А если с какой-нибудь поговорю о чем-нибудь серьезном — скандал. Ревность. Уверяет: если мужчина наедине с женщиной говорит о серьезном, значит, он этим маскирует свои легкомысленные намерения. А вслух при всех можно у любой расхваливать ножки или другие детали, — пожалуйста, сколько угодно…

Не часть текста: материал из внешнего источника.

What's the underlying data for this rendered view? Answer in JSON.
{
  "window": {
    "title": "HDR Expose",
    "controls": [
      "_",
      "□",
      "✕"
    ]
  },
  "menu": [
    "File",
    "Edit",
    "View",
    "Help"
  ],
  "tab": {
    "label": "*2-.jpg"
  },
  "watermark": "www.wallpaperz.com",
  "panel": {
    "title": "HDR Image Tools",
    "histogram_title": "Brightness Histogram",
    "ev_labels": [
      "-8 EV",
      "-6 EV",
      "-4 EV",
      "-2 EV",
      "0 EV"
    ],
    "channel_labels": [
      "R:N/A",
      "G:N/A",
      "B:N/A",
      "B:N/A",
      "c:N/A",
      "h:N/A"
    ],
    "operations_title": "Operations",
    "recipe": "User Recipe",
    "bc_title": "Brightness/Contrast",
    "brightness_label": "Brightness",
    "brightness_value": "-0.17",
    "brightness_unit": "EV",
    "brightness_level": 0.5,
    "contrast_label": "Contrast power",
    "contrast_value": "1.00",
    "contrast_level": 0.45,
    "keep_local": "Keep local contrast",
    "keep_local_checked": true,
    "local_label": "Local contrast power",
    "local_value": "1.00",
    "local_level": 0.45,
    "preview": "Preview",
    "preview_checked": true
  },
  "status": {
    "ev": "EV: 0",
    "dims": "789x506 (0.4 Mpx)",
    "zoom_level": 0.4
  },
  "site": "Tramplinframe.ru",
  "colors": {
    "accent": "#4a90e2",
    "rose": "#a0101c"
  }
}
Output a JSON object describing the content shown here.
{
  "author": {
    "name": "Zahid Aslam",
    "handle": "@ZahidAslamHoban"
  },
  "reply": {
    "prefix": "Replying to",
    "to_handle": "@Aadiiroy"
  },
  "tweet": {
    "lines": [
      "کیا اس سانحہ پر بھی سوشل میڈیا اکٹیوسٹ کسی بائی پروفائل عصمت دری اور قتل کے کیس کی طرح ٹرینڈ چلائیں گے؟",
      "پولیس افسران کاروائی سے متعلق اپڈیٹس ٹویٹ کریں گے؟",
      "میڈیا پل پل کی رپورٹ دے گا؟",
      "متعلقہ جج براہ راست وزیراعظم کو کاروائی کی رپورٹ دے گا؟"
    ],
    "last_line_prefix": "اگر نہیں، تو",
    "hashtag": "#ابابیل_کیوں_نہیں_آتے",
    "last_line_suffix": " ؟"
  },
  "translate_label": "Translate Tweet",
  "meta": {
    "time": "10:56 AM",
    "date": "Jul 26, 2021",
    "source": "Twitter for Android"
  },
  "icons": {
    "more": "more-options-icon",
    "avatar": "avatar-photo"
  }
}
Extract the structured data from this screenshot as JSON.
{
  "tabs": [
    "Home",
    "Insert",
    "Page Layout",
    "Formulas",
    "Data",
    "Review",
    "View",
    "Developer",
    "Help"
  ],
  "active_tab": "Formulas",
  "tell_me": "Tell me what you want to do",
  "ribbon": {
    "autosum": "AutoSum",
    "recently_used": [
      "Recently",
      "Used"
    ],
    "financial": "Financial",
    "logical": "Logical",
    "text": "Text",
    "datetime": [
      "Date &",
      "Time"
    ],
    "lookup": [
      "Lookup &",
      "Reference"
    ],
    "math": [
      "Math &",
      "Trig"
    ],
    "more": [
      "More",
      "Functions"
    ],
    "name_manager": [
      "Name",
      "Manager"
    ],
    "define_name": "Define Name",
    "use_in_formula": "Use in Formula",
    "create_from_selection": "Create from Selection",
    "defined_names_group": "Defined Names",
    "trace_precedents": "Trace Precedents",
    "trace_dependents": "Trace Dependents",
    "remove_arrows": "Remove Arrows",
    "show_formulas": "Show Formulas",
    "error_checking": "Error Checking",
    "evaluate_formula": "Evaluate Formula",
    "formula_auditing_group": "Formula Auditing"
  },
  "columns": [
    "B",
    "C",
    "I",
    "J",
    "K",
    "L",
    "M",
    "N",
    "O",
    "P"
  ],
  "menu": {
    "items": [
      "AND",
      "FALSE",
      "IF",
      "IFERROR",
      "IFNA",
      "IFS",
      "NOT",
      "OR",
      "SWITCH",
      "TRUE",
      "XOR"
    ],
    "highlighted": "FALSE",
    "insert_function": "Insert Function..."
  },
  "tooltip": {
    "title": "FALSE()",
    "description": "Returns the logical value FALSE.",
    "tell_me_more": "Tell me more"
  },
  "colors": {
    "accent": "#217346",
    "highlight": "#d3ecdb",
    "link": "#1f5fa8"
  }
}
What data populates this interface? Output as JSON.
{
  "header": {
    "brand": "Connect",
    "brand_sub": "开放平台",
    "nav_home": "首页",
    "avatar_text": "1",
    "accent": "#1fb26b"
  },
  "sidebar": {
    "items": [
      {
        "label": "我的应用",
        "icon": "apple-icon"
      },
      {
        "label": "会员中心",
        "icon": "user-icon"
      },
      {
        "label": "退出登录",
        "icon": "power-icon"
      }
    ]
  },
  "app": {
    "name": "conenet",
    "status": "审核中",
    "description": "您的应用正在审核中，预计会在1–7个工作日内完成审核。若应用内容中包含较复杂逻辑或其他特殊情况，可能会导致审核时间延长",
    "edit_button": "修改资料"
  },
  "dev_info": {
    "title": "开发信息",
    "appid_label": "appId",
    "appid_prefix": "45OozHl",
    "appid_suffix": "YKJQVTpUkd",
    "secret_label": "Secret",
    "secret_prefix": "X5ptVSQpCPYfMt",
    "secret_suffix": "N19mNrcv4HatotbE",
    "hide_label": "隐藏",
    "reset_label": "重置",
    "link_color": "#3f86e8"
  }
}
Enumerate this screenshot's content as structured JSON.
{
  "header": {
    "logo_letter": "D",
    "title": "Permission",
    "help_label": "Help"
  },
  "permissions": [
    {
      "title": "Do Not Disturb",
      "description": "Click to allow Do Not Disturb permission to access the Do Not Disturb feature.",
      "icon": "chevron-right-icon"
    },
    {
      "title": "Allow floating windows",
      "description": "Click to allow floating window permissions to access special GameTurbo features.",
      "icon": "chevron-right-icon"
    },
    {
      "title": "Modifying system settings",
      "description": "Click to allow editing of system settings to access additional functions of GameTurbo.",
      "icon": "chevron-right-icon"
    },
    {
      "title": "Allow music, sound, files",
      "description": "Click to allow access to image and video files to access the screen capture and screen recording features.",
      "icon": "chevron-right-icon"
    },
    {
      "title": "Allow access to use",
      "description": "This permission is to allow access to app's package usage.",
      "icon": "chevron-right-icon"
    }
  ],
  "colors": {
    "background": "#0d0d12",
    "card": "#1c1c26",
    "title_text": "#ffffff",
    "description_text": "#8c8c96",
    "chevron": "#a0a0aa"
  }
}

С мужчинами, правда, легче. Я, понимаешь, строю из себя этакого спесивого гордеца, любителя охоты. Мол, это моя страсть. Правда, на одного подлеца нарвался — он почти во всех странах побывал на охоте. Но я его Бремом сразил.
— То есть как это?
— Ну, читал я в свое время, еще в школе. И унизил тонкостями познания животного мира. А так — больше в картишки после ужина. Но, понимаешь, неловко: проигрываю. — Попросил жалобно: — Ты бы сказал Эльзе, пусть хоть под отчет даст, что ли! Стыдно мне у Бригитты брать.
— А она что, скупая?
— Да нет, она добрая. Но некрасиво ее деньги всяким сволочам проигрывать. Сама-то она из семьи врача, выдали замуж за пожилого полковника. Отец ее с социал-демократами когда-то путался, ну вот и пришлось от фашистов дочерью откупиться.
— А что ты такой бледный?
— Да вот все головной болью мучаюсь.
— Ты что, выпивать стал?
— Какое там выпивать!.. — Объяснил огорченно: — Обстреляли мы недавно на шоссе колонну грузовиков, думали, там охрана, а оказалось — консервные банки с газом «Циклон Б». Ну, и надышались этой отравой.
— Ну, а с Бригиттой как у тебя отношения?
Зубов сконфузился.
— Неустойчивый я оказался, раскис. — Заявил жалобно: — Но мы же все ж таки интернационалисты. Нельзя же всех немцев одной меркой мерить.
— А при чем здесь твоя дама?
— А если она ничего, душевная?
— Да ты что, влюбился?
Зубов потупился.
— Не знаю, но только жалею ее очень… Такая она, понимаешь, сейчас счастлива, будто я для нее — подарок на всю жизнь. Говорит, ничего ей на свете не надо, только вместе быть. Вообразила, будто я такой хороший — дальше некуда и таких не бывает. А я что? Ну, отношусь к ней по-товарищески. Кое что объясняю, чтобы не была такая отсталая.
— Учти, Зубов: женщины — народ коварный. Еще влипнешь со своей откровенностью.
— Да нет, я с ней о политике не говорю, — так, о жизни…
В осунувшемся, исхудалом лице Зубова Иоганн впервые заметил смятенность, растерянность, скрытую печаль. Но все это явно не было связано с его главной деятельностью, где Зубова никогда не покидали самообладание, неколебимая решительность, бесстрашие.
Вошла Бригитта — тоненькая, миниатюрная, удивительно пропорционально сложенная. И когда она, сдержанно улыбаясь, остановилась в отдалении, казалось, весь свет, льющийся из двустворчатых окон в эту просторную комнату, устремлен только на нее одну. Одета она была скромно, просто. На высокой обнаженной шее никаких побрякушек, — а в то время в Германии входили в моду металлические позолоченные ожерелья в виде ошейников.